Taking part on the trip to the stricken island was a team from the New York Power Authority that included transmission supervisors, generation and transmission engineers, and transmission planners, as well as drones and two drone pilots from the New York Department of Environmental Conservation.

When Hurricane Maria slammed into Puerto Rico at 6:15 a.m. on, Sept. 20, it was a Category 4 storm — the next to highest level on the Saffir-Simpson wind scale — but it was not far below the highest designation, Category 5. It had winds of 155 miles per hour. A storm becomes a Category 5 once it has sustained winds of 157 mph or more.

First Irma, then Maria

Before Maria arrived for its devastating strike on Puerto Rico, the island already had been hit by a powerful storm: Hurricane Irma. Irma struck a glancing blow to the island on Sept. 6. The Puerto Rico Electric Power Authority reported that nearly 70 percent of its customers had no electricity after Irma. PREPA had whittled that down to about 4 percent when Maria hit the island last week with the full force of a Category 4 hurricane.

FEMA Administrator Brock Long has said that it could take up to six months to restore power to all of Puerto Rico.

In the U.S. Virgin Islands, Hurricane Irma had knocked out electric service to most of St.

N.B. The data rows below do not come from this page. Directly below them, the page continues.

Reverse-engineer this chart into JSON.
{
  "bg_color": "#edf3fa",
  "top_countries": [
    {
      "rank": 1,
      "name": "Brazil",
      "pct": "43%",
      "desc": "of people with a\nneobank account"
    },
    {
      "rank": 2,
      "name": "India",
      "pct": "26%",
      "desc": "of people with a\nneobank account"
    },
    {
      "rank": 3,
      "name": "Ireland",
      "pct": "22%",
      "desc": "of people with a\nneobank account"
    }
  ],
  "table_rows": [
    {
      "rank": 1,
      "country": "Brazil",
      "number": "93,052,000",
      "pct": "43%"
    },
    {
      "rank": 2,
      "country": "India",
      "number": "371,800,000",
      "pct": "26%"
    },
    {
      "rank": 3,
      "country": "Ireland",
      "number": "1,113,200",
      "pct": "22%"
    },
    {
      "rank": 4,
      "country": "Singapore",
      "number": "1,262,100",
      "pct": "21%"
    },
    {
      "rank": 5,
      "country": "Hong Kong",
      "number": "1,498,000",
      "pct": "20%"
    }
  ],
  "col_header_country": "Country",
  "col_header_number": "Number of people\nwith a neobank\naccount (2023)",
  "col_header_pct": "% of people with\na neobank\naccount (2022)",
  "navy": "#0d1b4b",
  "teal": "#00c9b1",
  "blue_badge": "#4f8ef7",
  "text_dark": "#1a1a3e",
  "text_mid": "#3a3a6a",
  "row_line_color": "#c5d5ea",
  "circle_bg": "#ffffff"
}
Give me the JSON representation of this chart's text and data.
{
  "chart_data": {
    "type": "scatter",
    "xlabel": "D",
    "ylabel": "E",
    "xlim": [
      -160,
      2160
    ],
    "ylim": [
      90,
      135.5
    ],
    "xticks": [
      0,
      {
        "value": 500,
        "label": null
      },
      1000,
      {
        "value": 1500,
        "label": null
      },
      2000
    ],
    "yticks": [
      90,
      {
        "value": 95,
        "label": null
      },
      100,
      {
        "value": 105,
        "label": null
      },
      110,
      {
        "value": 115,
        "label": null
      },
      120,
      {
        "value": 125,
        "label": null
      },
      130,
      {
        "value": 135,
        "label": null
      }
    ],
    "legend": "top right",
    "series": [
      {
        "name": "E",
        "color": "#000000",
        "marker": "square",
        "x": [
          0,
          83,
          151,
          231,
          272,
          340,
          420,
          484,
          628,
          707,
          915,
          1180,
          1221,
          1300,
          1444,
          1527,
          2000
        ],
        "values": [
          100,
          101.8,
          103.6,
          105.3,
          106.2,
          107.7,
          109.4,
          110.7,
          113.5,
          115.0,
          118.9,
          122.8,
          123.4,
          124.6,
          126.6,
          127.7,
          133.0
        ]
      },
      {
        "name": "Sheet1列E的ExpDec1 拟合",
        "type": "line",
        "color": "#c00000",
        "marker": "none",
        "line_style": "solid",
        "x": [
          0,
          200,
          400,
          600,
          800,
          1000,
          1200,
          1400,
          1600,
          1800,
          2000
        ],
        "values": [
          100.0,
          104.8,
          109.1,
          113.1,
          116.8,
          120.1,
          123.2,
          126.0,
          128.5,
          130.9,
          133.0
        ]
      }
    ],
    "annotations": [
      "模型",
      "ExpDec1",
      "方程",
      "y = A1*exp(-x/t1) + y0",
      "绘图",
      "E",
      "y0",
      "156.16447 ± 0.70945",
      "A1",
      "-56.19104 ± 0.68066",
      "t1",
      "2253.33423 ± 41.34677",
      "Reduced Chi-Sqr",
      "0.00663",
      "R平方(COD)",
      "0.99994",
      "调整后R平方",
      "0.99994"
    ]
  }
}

Thomas and virtually all of St. John, but largely spared St. Croix. But Maria had the extreme force of a Category 5 storm when it hit St. Croix squarely — so now, the electric infrastructure of all three islands is in very poor shape. There have been reports that conditions in the Virgin Islands are very bad, with no electricity, no water, food shortages, and lawlessness.

FEMA is coordinating all rescue and recovery operations in Puerto Rico and the U.S. Virgin Islands. The agency is prioritizing life saving and sustaining efforts. It is providing generators and fuel for temporary power restoration at critical facilities such as hospitals.


10,000 on the ground; challenging logistics

According to a FEMA intergovernmental advisory, “There are more than 10,000 federal staff on the ground in Puerto Rico and U.S. Virgin Islands supporting response and recovery operations from Hurricanes Maria and Irma.”

Hyland said that offers of help have been pouring in, but before calling on public power utilities to send crews and equipment, the American Public Power Association is waiting for a complete damage assessment and assistance with necessary arrangements from the federal government.

“There are many logistics to coordinate,” he said. “We need to know where the crews will be housed and if we can ensure their safety and health,” he said, and FEMA must be allowed to focus on life and safety first.

“Puerto Rico is American. We Can’t Ignore It Now,” the New York Times said in a Sept. 24 editorial.  A century after the United States extended qualified citizenship to the residents of Puerto Rico, “that link has never been more vital to the island commonwealth, as it reels from the devastation of Hurricane Maria,” the newspaper said, adding that a federal role in rebuilding the island “will be paramount.”

Gov. Rossello has requested that the federal government approve a cost share adjustment from 75-100 percent for federal public assistance for debris removal and emergency protective measures (including repairs to power lines) from FEMA for a limited period of time. Thereafter, the governor has requested a 90 percent federal cost share. This request is being considered by the federal government.